Operating from a lack of trust in God, well-meaning people can start abusing the Bible as a tool for behavior modification. When this happens, the book of life becomes a heavy burden, weighing down anyone it is forced upon.

Hozier's lyric, "I'll tell you my sins so you can sharpen your knife," sums up a tragically common sentiment toward the church.2 Sadly, it is not without basis.

Live "right" or else... Guilt is their hammer. Shame is their scalpel.

I don't think it was ever God's desire for his word to be used as a weapon to keep people in line. He gave us free will for a reason.

If "proper behavior" was his greatest concern for our lives, he could have forced his rule upon us as he wished, yet he did not. It is arrogant of anyone, especially religious people, to abuse the authority of God's word in a way he himself refused to.

Jesus is bigger than religion.

Through Jesus, God seeks to draw all people to himself.

Perhaps the most famous verse in the Bible, John 3:16, begins, "For God so loved the world..."

His love is meant to cover everyone--Gentile and Jew, pagan and believer, atheist and Christian.

Religion can be (and often is) used to exclude people from God's grace. It is sad. It isn't what Jesus taught.

Jesus did not lay his life down so Christians could be right. He did it so we could become love.

Hard Yokes and Heavy Burdens

I used to think the word "yoke" was the same as "yolk."

The passage where Jesus says "my yoke is easy" made no sense for a long time.3 Is he drawing an analogy to breakfast?

When Jesus spoke that famous line, "For my yoke is easy and my burden is light,” he was speaking to an agrarian society. His audience consisted of people who knew about farming, personally or culturally, so they knew what a yoke was.

A yoke is a wooden beam connected to a harness-like contraption that is placed on the necks of two oxen. It attaches to some kind of plow or cart for the animals to pull.

General shape of a yoke

The problem with self-righteous religion is that it places hard yokes and lays heavy burdens on peoples' shoulders without teaching them how to carry such burdens.

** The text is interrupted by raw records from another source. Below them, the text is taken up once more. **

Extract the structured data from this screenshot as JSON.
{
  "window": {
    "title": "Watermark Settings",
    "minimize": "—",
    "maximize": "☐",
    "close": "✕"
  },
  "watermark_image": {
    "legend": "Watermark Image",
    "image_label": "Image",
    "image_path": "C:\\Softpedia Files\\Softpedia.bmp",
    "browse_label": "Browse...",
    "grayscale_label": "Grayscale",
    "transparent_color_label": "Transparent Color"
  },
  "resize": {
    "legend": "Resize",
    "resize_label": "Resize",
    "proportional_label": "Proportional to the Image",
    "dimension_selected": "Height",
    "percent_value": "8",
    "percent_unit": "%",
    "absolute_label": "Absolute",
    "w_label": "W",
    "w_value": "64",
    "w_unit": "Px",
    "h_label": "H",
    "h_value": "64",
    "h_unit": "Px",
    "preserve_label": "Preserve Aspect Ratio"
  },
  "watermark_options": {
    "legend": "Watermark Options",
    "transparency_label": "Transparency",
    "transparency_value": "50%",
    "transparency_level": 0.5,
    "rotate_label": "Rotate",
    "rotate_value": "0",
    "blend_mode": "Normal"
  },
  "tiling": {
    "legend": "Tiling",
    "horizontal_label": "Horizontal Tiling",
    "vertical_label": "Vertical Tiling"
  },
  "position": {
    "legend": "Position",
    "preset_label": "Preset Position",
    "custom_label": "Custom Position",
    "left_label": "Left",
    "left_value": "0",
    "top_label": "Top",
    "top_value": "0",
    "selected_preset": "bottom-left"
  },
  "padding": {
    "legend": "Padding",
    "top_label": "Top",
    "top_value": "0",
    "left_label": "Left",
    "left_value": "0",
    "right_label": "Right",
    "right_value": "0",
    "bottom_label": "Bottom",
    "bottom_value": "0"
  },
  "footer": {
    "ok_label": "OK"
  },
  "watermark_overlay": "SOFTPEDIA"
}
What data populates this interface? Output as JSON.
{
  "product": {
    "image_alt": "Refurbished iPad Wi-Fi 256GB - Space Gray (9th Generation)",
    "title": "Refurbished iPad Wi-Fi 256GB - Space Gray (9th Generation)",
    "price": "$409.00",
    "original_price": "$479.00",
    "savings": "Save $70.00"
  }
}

It is judgment. It is legalism. It is the hard yoke.

He railed against religious leaders for telling people to act a certain way when they themselves did not. In a word, hypocrisy.

You shouldn't commit adultery. You should give more to the temple. You shouldn't drink so much.

During the time Jesus lived on Earth, the Jewish people were experiencing two forms of oppression. First and most obviously, they knew oppression from the Roman Government politically and militarily. Second and more insidiously, they felt oppression from their own religious leaders in the form of guilt and shame.

Jesus preached a different message: come as you are.

Take my easy yoke upon you. My love for you has nothing to do with your behavior. There is nothing you can do to make me love you less. And if you let me dwell with you, I will heal you from the wounds this world cannot. Those insecurities, heartaches, and stains that repulse you--I will wash them.

Jesus took those who were rejected by religion because they weren't good or clean or presentable enough, and he called them blessed. He called them his.

Throughout the Gospel,4 we see redemption for them. God denies the people who are convinced they're "in" and says he doesn't know them; then, he takes the people who are convinced they're "out" and counts them in.

“Come to me, all you who are weary and burdened, and I will give you rest. Take my yoke upon you and learn from me, for I am gentle and humble in heart, and you will find rest for your souls. For my yoke is easy and my burden is light.”

Matthew 11: 28-30

The way of Jesus is not a life of oppression, suppression, or control. It is an invitation to walk alongside him and learn how to carry the weight of existence.

Jesus didn't promise a life without struggle. But if you let him, he will teach you to carry life in such a way that you will have peace, love, and joy even amidst the storm.

When life feels unbearably heavy, he promises rest for your soul.

"You are the least religious person that I know." - Meet Your Maker


  1. Matthew 15:3
  2. Matthew 11:30
  3. Take Me to Church
  4. Despite growing up in the Church I didn't find out until high school that the Gospel is the first four books of the New Testament that tell us about Jesus' life: Matthew, Mark, Luke, and John.